This study found that despite the alcoholic beverage industry’s stated commitment to reducing underage alcohol use, significant revenues appear to accrue from this activity.

This presents an opportunity to enact and enforce policies—such as alcohol taxes—that recover these revenues from the industry and use them to help achieve the goal of preventing youth alcohol consumption.

Author

Raimee H. Eck, Pamela J. Trangenstein (email: ptrang@email.unc.edu.), Michael Siegel and David H. Jernigan

Citation

Eck, R., Trangenstein, P., Siegel, M. and Jernigan, D., 2021. Company-Specific Revenues From Underage Drinking. Journal of Studies on Alcohol and Drugs, 82(3), pp.368-376.


Source
Journal of Studies on Alcohol and Drugs
Release date
09/06/2021

Company-Specific Revenues From Underage Drinking

Abstract

Objective

Alcohol is the most commonly used illegal drug among U.S. high school students. This study aimed to estimate the proportion of alcoholic beverages and sales revenue accruing to alcoholic beverage companies that were attributable to underage consumption in 2011 and 2016.

Method

This study used national survey data to estimate the number of adult and underage past-30-day alcohol users, median volume of alcohol consumed, beverage preferences, and alcohol price by beverage type. The study used Impact Databank to determine the total number of alcoholic beverages sold.
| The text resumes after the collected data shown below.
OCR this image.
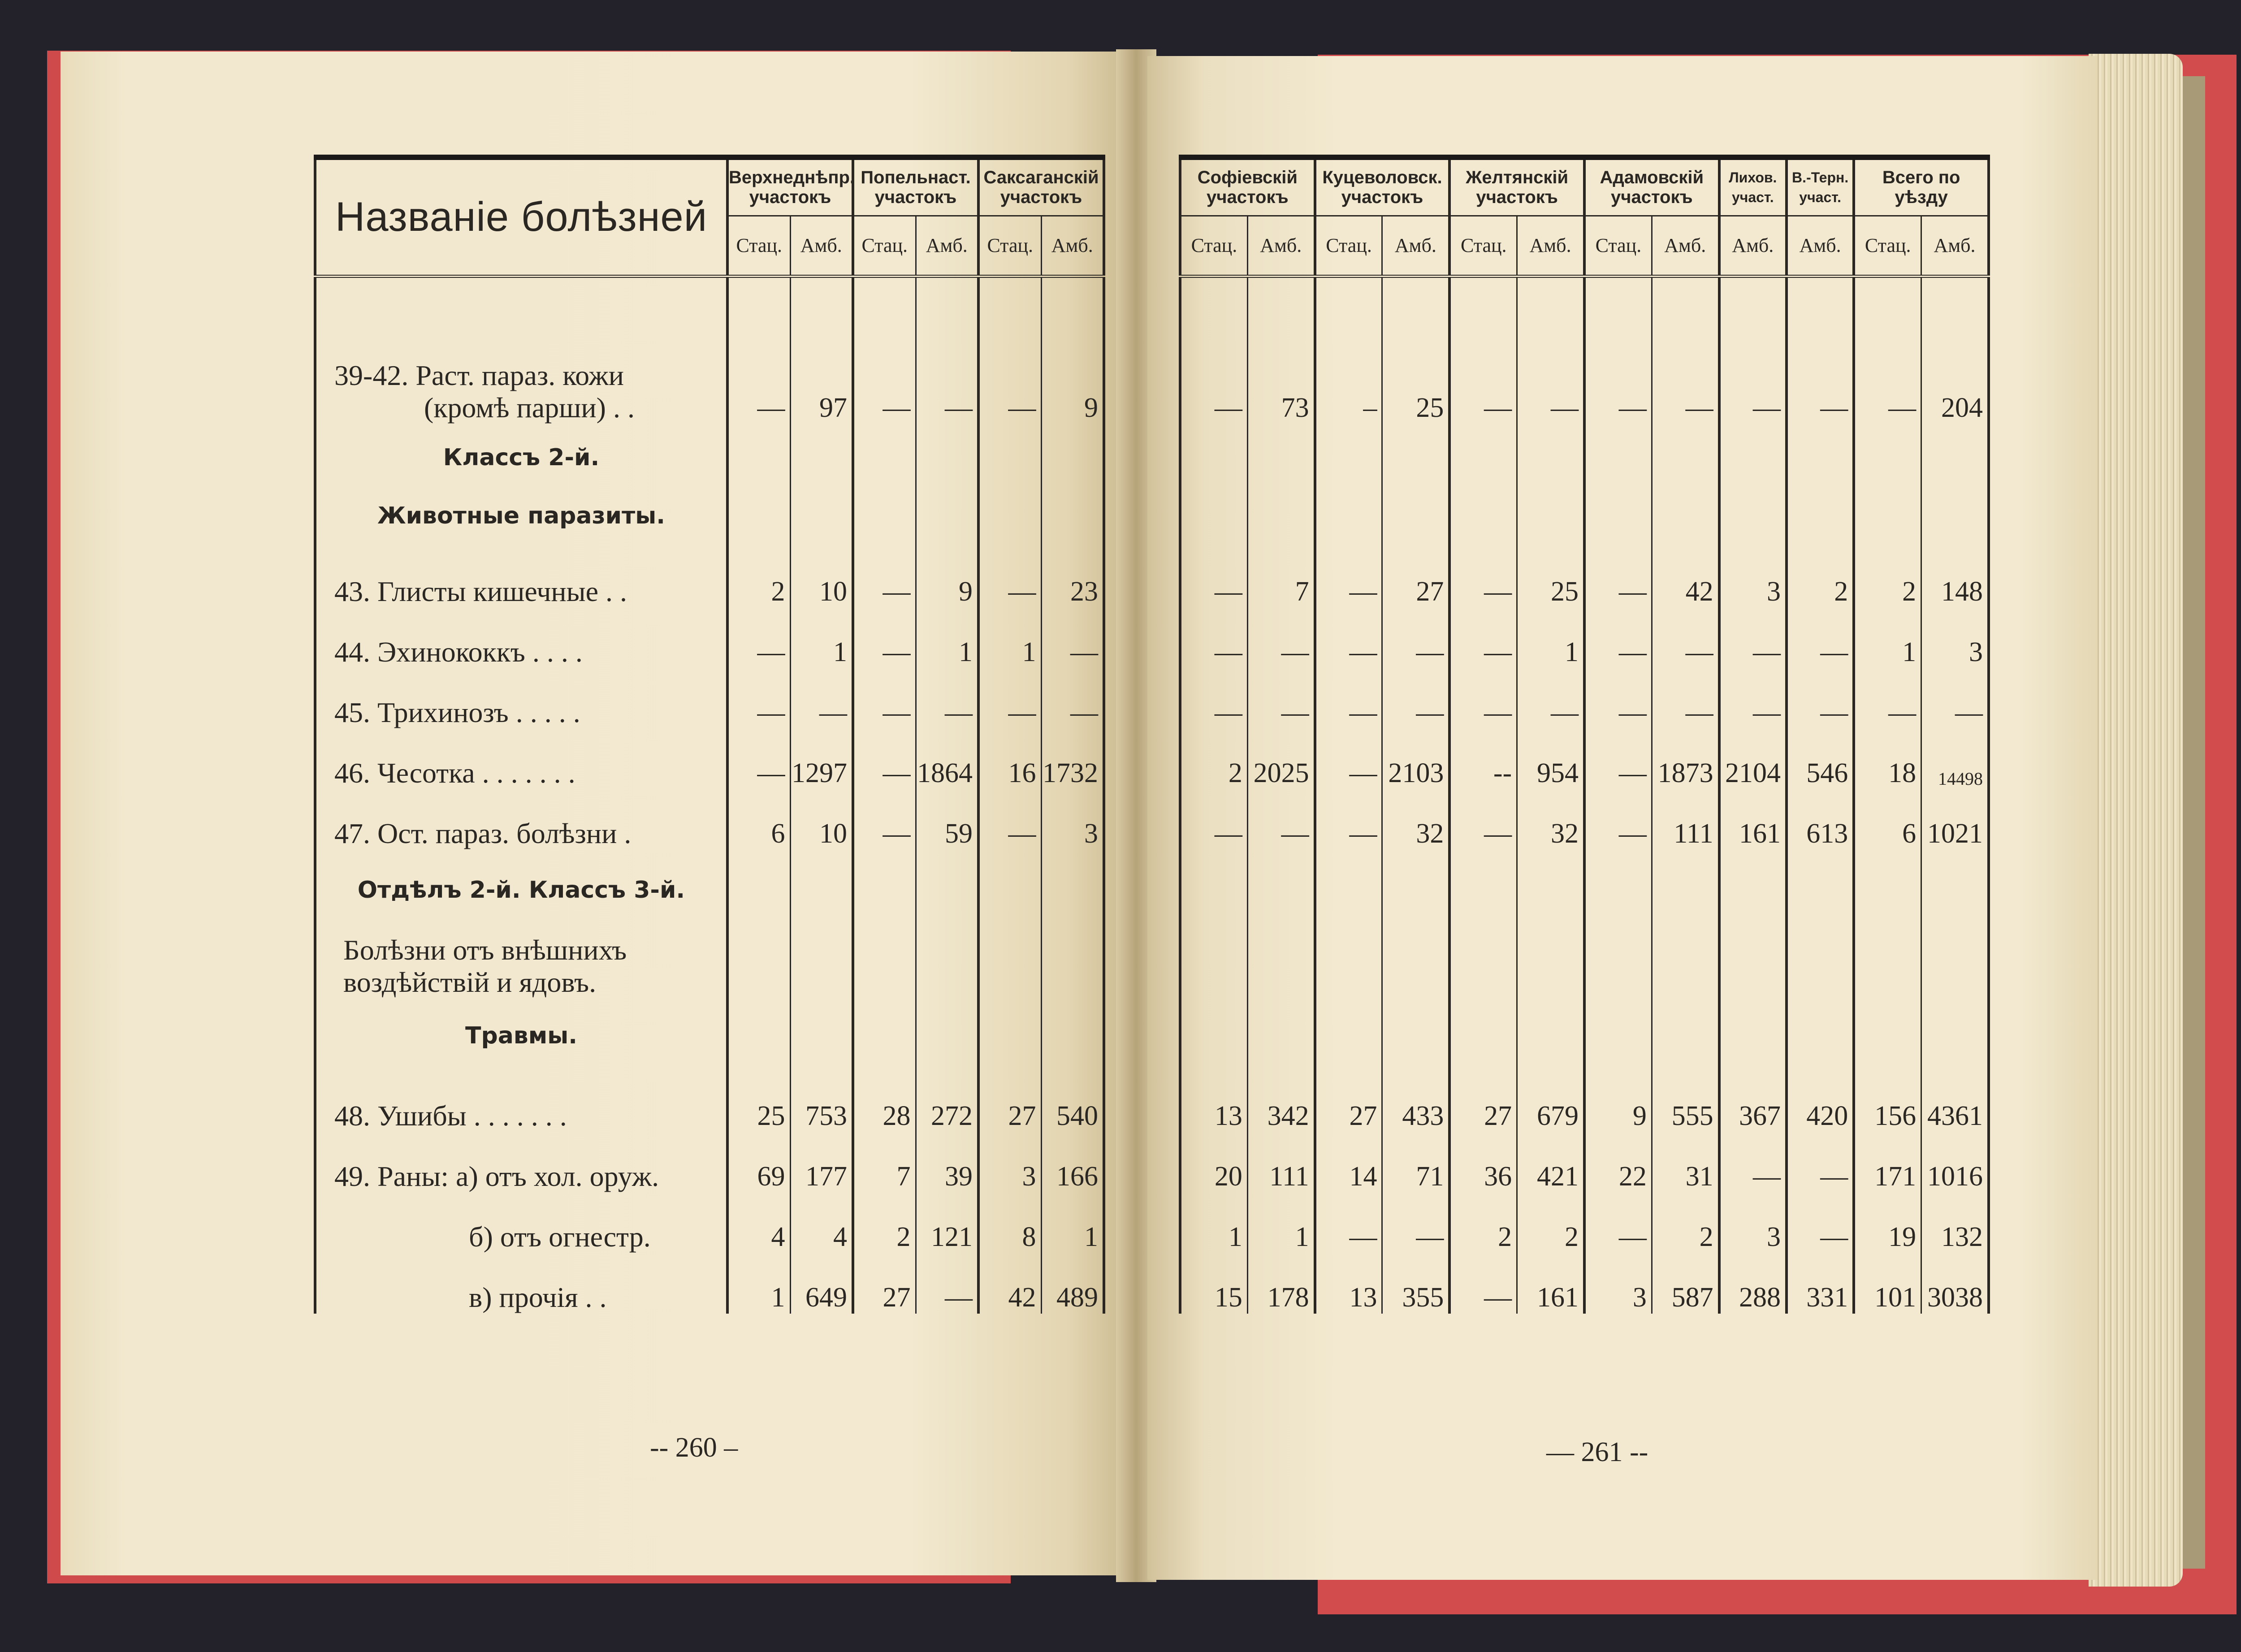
Названіе болѣзней	Верхнеднѣпр. участокъ		Попельнаст. участокъ		Саксаганскій участокъ	
	Стац.	Амб.	Стац.	Амб.	Стац.	Амб.

39-42. Раст. параз. кожи
(кромѣ парши) . .	—	97	—	—	—	9
Классъ 2-й.						
Животные паразиты.						

43. Глисты кишечные . .	2	10	—	9	—	23

44. Эхинококкъ . . . .	—	1	—	1	1	—

45. Трихинозъ . . . . .	—	—	—	—	—	—

46. Чесотка . . . . . . .	—	1297	—	1864	16	1732

47. Ост. параз. болѣзни .	6	10	—	59	—	3
Отдѣлъ 2-й. Классъ 3-й.						

Болѣзни отъ внѣшнихъ
воздѣйствій и ядовъ.						

Травмы.						

48. Ушибы . . . . . . .	25	753	28	272	27	540

49. Раны: а) отъ хол. оруж.	69	177	7	39	3	166

б) отъ огнестр.	4	4	2	121	8	1

в) прочія . .	1	649	27	—	42	489
-- 260 –
Софіевскій участокъ		Куцеволовск. участокъ		Желтянскій участокъ		Адамовскій участокъ		Лихов. участ.	В.-Терн. участ.	Всего по уѣзду	
Стац.	Амб.	Стац.	Амб.	Стац.	Амб.	Стац.	Амб.	Амб.	Амб.	Стац.	Амб.

—	73	–	25	—	—	—	—	—	—	—	204

—	7	—	27	—	25	—	42	3	2	2	148
—	—	—	—	—	1	—	—	—	—	1	3
—	—	—	—	—	—	—	—	—	—	—	—
2	2025	—	2103	--	954	—	1873	2104	546	18	14498
—	—	—	32	—	32	—	111	161	613	6	1021

13	342	27	433	27	679	9	555	367	420	156	4361
20	111	14	71	36	421	22	31	—	—	171	1016
1	1	—	—	2	2	—	2	3	—	19	132
15	178	13	355	—	161	3	587	288	331	101	3038
— 261 --
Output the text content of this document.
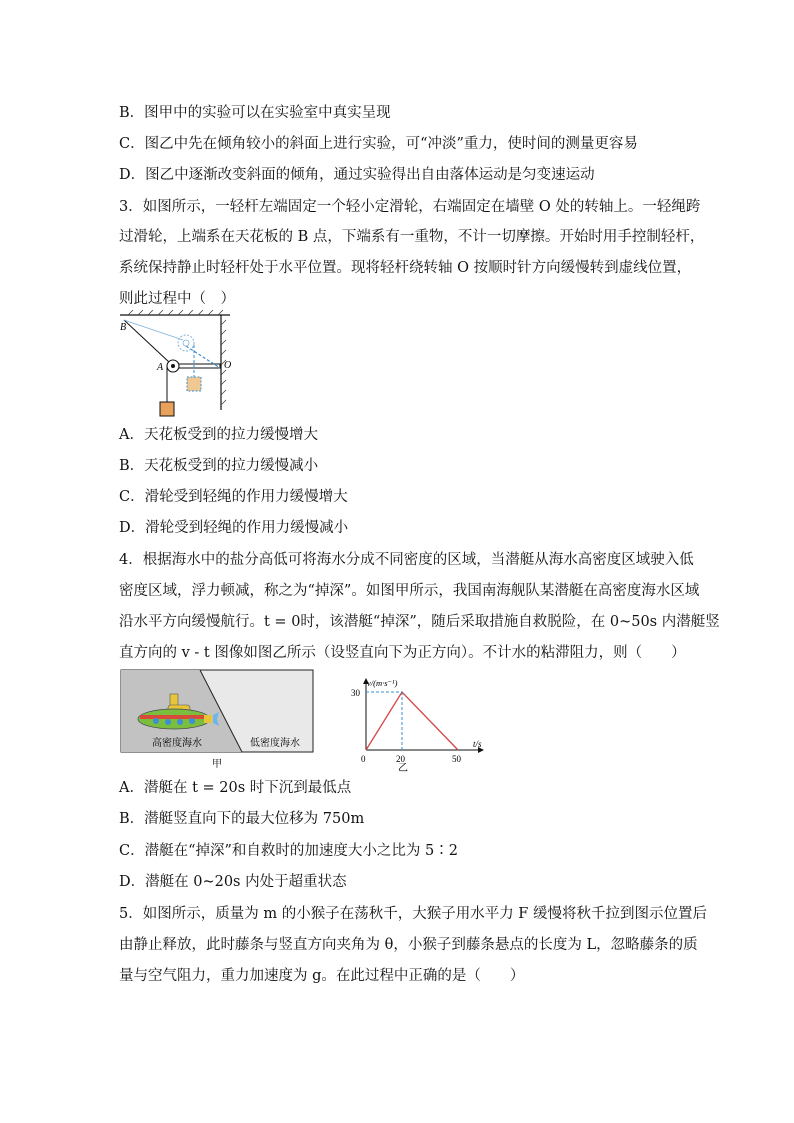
B．图甲中的实验可以在实验室中真实呈现
C．图乙中先在倾角较小的斜面上进行实验，可“冲淡”重力，使时间的测量更容易
D．图乙中逐渐改变斜面的倾角，通过实验得出自由落体运动是匀变速运动
3．如图所示，一轻杆左端固定一个轻小定滑轮，右端固定在墙壁 O 处的转轴上。一轻绳跨
过滑轮，上端系在天花板的 B 点，下端系有一重物，不计一切摩擦。开始时用手控制轻杆，
系统保持静止时轻杆处于水平位置。现将轻杆绕转轴 O 按顺时针方向缓慢转到虚线位置，
则此过程中（　）
B
A	O
A．天花板受到的拉力缓慢增大
B．天花板受到的拉力缓慢减小
C．滑轮受到轻绳的作用力缓慢增大
D．滑轮受到轻绳的作用力缓慢减小
4．根据海水中的盐分高低可将海水分成不同密度的区域，当潜艇从海水高密度区域驶入低
密度区域，浮力顿减，称之为“掉深”。如图甲所示，我国南海舰队某潜艇在高密度海水区域
沿水平方向缓慢航行。t = 0时，该潜艇“掉深”，随后采取措施自救脱险，在 0~50s 内潜艇竖
直方向的 v - t 图像如图乙所示（设竖直向下为正方向）。不计水的粘滞阻力，则（　　）
高密度海水	低密度海水
甲
v/(m·s⁻¹)
30
0	20	50
t/s
乙
A．潜艇在 t = 20s 时下沉到最低点
B．潜艇竖直向下的最大位移为 750m
C．潜艇在“掉深”和自救时的加速度大小之比为 5∶2
D．潜艇在 0~20s 内处于超重状态
5．如图所示，质量为 m 的小猴子在荡秋千，大猴子用水平力 F 缓慢将秋千拉到图示位置后
由静止释放，此时藤条与竖直方向夹角为 θ，小猴子到藤条悬点的长度为 L，忽略藤条的质
量与空气阻力，重力加速度为 g。在此过程中正确的是（　　）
After adjusting for underreporting, the researchers applied the percentage of alcohol reported to be consumed by underage youth on surveys to the alcohol sales data by beverage type and assigned a beverage-specific cost.

Results

Underage youth consumed 11.73% of the alcoholic beverages sold in the U.S. market in 2011 and 8.6% in 2016. Total sales revenue attributable to underage consumption was $20.9 billion (10.0%) out of a total of $208.0 billion in 2011 and $17.5 billion (7.4%) out of $237.1 billion in 2016. Three alcoholic beverage companies represented nearly half (44.7%) of the market share of beverages consumed by underage youth.

Conclusions

Despite the alcoholic beverage industry’s stated commitment to reducing underage alcohol use, significant revenues appear to accrue from this activity. This presents an opportunity to enact and enforce policies—such as alcohol taxes or required company funding of independently managed youth alcohol prevention initiatives—that recover these revenues from the industry and use them to help achieve the goal of preventing youth alcohol consumption.